The Khmer Rouge tribunal trial chamber has upheld a decision that rapes that occurred at three security centres will not be reclassified at crimes in their own right, according to a document made public late last week.
The decision – which referred to the chamber’s prior stance that there is “no legal basis” to charge former leaders Khieu Samphan and Nuon Chea with rape outside the context of forced marriage – was delivered in response to an application from the lead co-lawyers for civil parties to clarify the scope of Case 002/02.
Lawyer Marie Guiraud said this clarification was necessary, as a court filing by the prosecution said the accused were not charged with rape.
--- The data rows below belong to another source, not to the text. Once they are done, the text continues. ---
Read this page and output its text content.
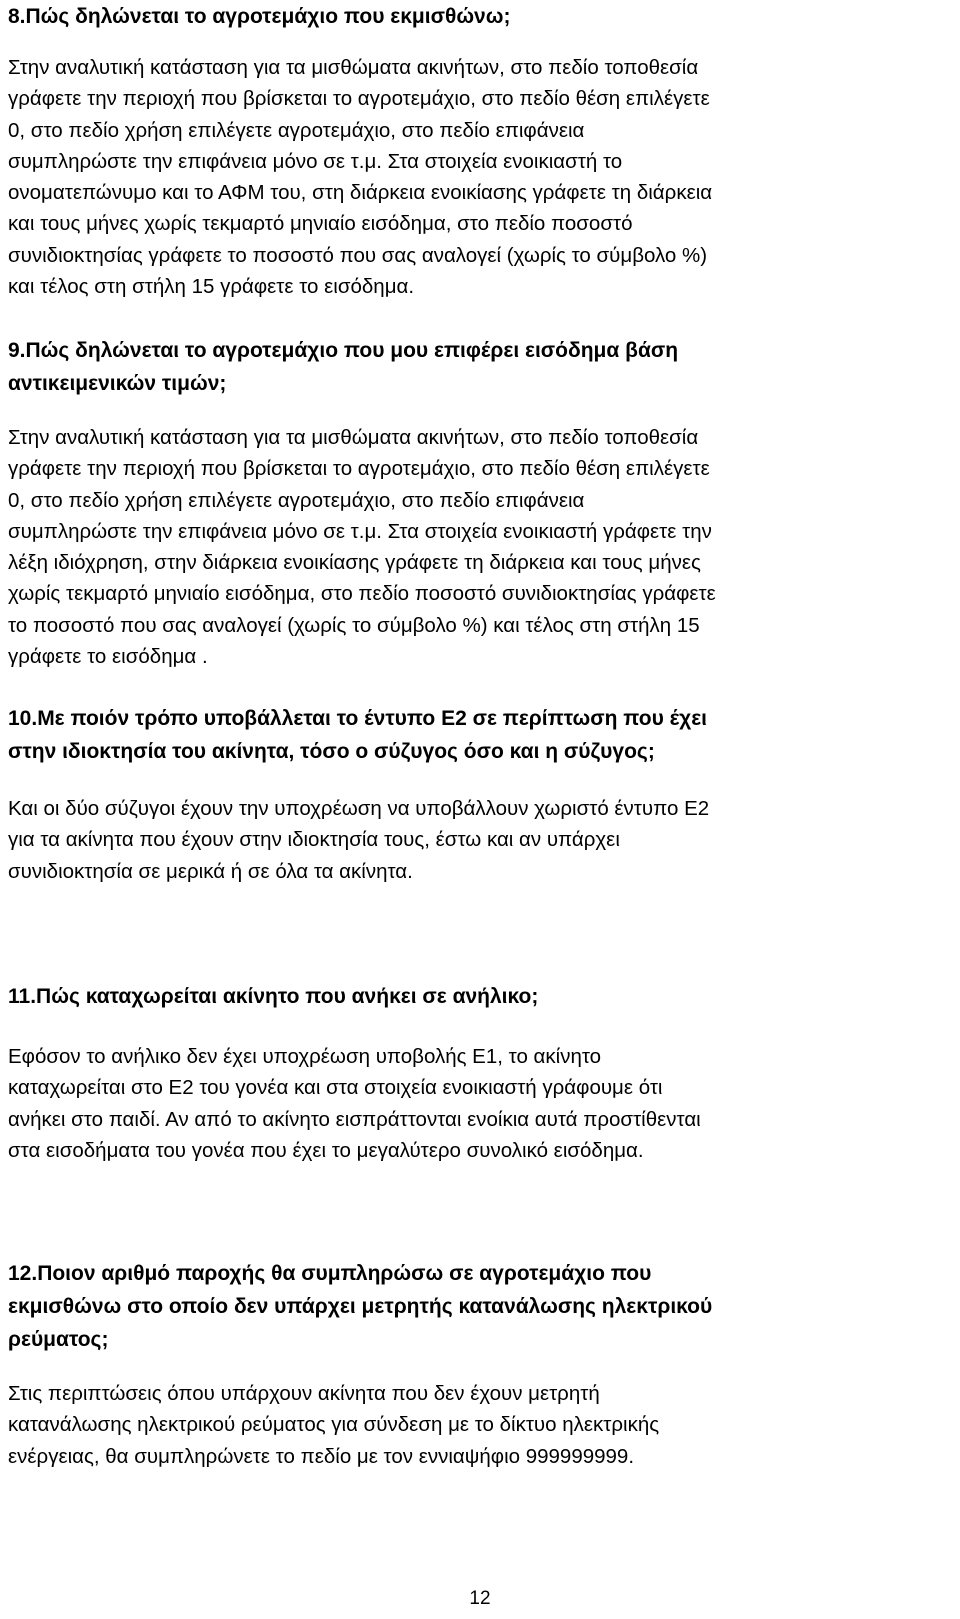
8.Πώς δηλώνεται το αγροτεμάχιο που εκμισθώνω;
Στην αναλυτική κατάσταση για τα μισθώματα ακινήτων, στο πεδίο τοποθεσία
γράφετε την περιοχή που βρίσκεται το αγροτεμάχιο, στο πεδίο θέση επιλέγετε
0, στο πεδίο χρήση επιλέγετε αγροτεμάχιο, στο πεδίο επιφάνεια
συμπληρώστε την επιφάνεια μόνο σε τ.μ. Στα στοιχεία ενοικιαστή το
ονοματεπώνυμο και το ΑΦΜ του, στη διάρκεια ενοικίασης γράφετε τη διάρκεια
και τους μήνες χωρίς τεκμαρτό μηνιαίο εισόδημα, στο πεδίο ποσοστό
συνιδιοκτησίας γράφετε το ποσοστό που σας αναλογεί (χωρίς το σύμβολο %)
και τέλος στη στήλη 15 γράφετε το εισόδημα.
9.Πώς δηλώνεται το αγροτεμάχιο που μου επιφέρει εισόδημα βάση
αντικειμενικών τιμών;
Στην αναλυτική κατάσταση για τα μισθώματα ακινήτων, στο πεδίο τοποθεσία
γράφετε την περιοχή που βρίσκεται το αγροτεμάχιο, στο πεδίο θέση επιλέγετε
0, στο πεδίο χρήση επιλέγετε αγροτεμάχιο, στο πεδίο επιφάνεια
συμπληρώστε την επιφάνεια μόνο σε τ.μ. Στα στοιχεία ενοικιαστή γράφετε την
λέξη ιδιόχρηση, στην διάρκεια ενοικίασης γράφετε τη διάρκεια και τους μήνες
χωρίς τεκμαρτό μηνιαίο εισόδημα, στο πεδίο ποσοστό συνιδιοκτησίας γράφετε
το ποσοστό που σας αναλογεί (χωρίς το σύμβολο %) και τέλος στη στήλη 15
γράφετε το εισόδημα .
10.Με ποιόν τρόπο υποβάλλεται το έντυπο Ε2 σε περίπτωση που έχει
στην ιδιοκτησία του ακίνητα, τόσο ο σύζυγος όσο και η σύζυγος;
Και οι δύο σύζυγοι έχουν την υποχρέωση να υποβάλλουν χωριστό έντυπο Ε2
για τα ακίνητα που έχουν στην ιδιοκτησία τους, έστω και αν υπάρχει
συνιδιοκτησία σε μερικά ή σε όλα τα ακίνητα.
11.Πώς καταχωρείται ακίνητο που ανήκει σε ανήλικο;
Εφόσον το ανήλικο δεν έχει υποχρέωση υποβολής Ε1, το ακίνητο
καταχωρείται στο Ε2 του γονέα και στα στοιχεία ενοικιαστή γράφουμε ότι
ανήκει στο παιδί. Αν από το ακίνητο εισπράττονται ενοίκια αυτά προστίθενται
στα εισοδήματα του γονέα που έχει το μεγαλύτερο συνολικό εισόδημα.
12.Ποιον αριθμό παροχής θα συμπληρώσω σε αγροτεμάχιο που
εκμισθώνω στο οποίο δεν υπάρχει μετρητής κατανάλωσης ηλεκτρικού
ρεύματος;
Στις περιπτώσεις όπου υπάρχουν ακίνητα που δεν έχουν μετρητή
κατανάλωσης ηλεκτρικού ρεύματος για σύνδεση με το δίκτυο ηλεκτρικής
ενέργειας, θα συμπληρώνετε το πεδίο με τον εννιαψήφιο 999999999.
12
Her team believes the pair were charged with rape at the pre-trial stage in 2009 and indicted with rape in the 2010 Closing Order.
“It is our understanding that Case 002/02 encompasses factual allegations that could amount to rape, mainly in Tram Kok cooperative, S-21 and Kraing Ta Chan security centers,” she said via email, referring to centres named in the Closing Order.
In their decision, the trial chamber said: “The Closing Order concluded that rape outside the context of forced marriage could not be considered as ‘one of the crimes used by the CPK [Communist Party of Kampuchea] leaders to implement the common purpose’.”
The Chamber claimed if the request was granted, it “would have the effect of adding new charges”, and declined to recharacterise the factual allegations of rape at the security centres as crimes; however, Giraud stressed her request was for clarification, not for the “recharacterisation of the facts”.